在二十世纪末,我遥望目力可及的远方,你在展读今日的历史,你的疑惑有甚于我对汉唐的疑惑,然而,你更为幸运,通过一些可靠的音像制品,一目了然地看到了历史的过程,可以推翻那些诛心者所下的结论。
“我绝不违心!
”我乐意相信这一点,在你那个时代,最高的主义已是人类之善和人类之爱。
“历史之潮退尽,滩头只剩下美丽的贝壳。”“贝壳?空空如也的贝壳?”“一切血肉都已荡然无存。

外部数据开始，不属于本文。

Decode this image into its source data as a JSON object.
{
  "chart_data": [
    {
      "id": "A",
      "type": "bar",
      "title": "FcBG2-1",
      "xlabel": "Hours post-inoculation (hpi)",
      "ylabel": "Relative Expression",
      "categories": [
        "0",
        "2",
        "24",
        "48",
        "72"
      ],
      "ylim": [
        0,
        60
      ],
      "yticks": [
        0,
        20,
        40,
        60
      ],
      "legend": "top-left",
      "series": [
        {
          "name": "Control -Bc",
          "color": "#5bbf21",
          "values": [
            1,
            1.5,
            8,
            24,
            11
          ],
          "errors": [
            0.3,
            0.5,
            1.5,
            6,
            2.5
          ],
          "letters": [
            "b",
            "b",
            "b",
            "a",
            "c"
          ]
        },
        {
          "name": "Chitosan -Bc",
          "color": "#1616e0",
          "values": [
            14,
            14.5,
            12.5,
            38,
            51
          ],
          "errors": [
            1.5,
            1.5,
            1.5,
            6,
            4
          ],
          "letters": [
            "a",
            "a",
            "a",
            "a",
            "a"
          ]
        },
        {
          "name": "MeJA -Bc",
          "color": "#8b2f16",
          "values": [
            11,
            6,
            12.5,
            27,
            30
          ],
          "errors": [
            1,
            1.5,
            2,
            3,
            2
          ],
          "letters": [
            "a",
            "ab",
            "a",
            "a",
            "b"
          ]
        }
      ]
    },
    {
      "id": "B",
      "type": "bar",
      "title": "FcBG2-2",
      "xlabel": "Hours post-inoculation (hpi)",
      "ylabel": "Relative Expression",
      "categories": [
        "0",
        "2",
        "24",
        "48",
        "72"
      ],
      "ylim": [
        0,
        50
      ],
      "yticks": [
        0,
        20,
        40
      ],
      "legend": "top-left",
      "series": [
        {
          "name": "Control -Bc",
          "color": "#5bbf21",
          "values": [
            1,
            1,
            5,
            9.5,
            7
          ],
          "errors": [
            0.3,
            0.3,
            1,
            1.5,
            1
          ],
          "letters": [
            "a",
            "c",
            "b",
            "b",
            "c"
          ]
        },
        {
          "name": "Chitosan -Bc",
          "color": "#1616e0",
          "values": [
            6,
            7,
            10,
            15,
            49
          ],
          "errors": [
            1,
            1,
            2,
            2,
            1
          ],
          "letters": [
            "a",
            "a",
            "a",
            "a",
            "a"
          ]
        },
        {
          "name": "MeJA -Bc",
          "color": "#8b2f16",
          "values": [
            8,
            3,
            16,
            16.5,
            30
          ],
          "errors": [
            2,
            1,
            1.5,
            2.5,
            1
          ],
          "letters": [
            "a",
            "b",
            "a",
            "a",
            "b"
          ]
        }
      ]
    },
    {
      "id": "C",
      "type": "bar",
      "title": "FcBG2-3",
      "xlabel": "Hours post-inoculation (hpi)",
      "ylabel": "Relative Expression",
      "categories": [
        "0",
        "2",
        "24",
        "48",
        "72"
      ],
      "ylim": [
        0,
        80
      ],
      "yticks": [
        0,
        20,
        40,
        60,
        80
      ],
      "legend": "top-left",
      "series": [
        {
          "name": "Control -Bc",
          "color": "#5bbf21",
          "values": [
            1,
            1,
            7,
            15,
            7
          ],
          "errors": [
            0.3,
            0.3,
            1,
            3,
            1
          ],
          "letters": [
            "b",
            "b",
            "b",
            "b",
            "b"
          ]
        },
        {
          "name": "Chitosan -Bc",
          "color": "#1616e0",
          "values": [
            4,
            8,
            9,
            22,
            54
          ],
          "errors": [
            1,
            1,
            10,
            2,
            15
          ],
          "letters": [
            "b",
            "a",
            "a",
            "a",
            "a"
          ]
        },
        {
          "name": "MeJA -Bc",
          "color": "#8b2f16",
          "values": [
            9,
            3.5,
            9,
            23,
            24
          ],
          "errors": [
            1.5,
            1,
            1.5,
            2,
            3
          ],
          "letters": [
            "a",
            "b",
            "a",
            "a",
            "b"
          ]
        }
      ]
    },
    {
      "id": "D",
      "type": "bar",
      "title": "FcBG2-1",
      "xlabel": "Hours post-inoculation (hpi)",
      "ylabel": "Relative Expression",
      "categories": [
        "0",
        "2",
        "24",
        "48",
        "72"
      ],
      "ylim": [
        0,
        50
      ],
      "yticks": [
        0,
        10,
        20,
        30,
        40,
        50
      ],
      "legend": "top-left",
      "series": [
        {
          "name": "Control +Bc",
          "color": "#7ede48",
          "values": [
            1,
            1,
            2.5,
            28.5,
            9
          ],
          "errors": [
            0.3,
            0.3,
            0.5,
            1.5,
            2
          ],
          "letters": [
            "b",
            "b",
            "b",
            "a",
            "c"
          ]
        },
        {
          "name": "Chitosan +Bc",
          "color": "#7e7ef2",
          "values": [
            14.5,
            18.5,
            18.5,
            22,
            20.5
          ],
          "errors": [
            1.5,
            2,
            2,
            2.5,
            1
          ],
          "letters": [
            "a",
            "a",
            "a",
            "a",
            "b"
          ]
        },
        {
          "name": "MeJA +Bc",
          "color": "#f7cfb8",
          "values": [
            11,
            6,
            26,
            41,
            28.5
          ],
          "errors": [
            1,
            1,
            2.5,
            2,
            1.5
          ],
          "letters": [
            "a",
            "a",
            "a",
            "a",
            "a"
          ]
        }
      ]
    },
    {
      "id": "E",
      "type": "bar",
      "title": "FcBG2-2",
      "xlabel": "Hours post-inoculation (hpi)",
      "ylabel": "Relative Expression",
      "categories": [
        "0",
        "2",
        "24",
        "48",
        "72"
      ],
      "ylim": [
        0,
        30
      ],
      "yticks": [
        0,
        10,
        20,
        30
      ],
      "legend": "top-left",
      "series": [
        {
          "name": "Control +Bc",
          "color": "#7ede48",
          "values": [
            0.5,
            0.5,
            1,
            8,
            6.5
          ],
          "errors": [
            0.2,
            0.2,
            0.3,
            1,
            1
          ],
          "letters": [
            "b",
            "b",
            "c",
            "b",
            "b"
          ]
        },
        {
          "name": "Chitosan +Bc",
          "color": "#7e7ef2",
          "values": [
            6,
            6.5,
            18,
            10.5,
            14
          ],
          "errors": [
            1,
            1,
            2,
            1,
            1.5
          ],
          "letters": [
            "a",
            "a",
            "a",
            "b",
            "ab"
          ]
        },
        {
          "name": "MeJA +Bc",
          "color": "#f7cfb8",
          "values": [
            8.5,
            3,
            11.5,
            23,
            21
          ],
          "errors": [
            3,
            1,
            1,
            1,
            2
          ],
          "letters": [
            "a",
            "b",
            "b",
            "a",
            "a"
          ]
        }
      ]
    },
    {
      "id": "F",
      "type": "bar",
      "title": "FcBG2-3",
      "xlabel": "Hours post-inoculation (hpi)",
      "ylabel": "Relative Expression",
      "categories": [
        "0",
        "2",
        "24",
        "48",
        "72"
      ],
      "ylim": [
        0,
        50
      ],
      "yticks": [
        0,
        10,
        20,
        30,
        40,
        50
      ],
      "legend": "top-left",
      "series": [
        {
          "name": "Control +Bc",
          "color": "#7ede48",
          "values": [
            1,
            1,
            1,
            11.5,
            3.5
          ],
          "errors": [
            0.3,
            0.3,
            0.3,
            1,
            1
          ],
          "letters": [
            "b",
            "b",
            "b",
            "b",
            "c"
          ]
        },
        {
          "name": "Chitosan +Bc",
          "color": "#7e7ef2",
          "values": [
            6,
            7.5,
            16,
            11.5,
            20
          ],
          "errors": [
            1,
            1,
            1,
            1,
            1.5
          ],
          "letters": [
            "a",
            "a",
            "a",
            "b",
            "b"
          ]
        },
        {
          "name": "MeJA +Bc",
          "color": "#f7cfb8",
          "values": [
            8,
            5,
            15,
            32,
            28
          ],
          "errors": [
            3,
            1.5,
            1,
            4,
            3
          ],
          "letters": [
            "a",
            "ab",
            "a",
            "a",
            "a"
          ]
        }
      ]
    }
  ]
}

”我已预料到,你将惆怅于千秋之下,不知今日的风,能否吹动你异日的衣襟,不知你彼时彼刻的孤独是否更超过我此时此刻的孤独。
雪落在我心头,为异代知己而飘洒的玉屑,就这样吧,如切如磋,如琢如磨。
一千年的日子逐行逐页地翻过去,恰似蓦然回首,你就在灯光阑珊处。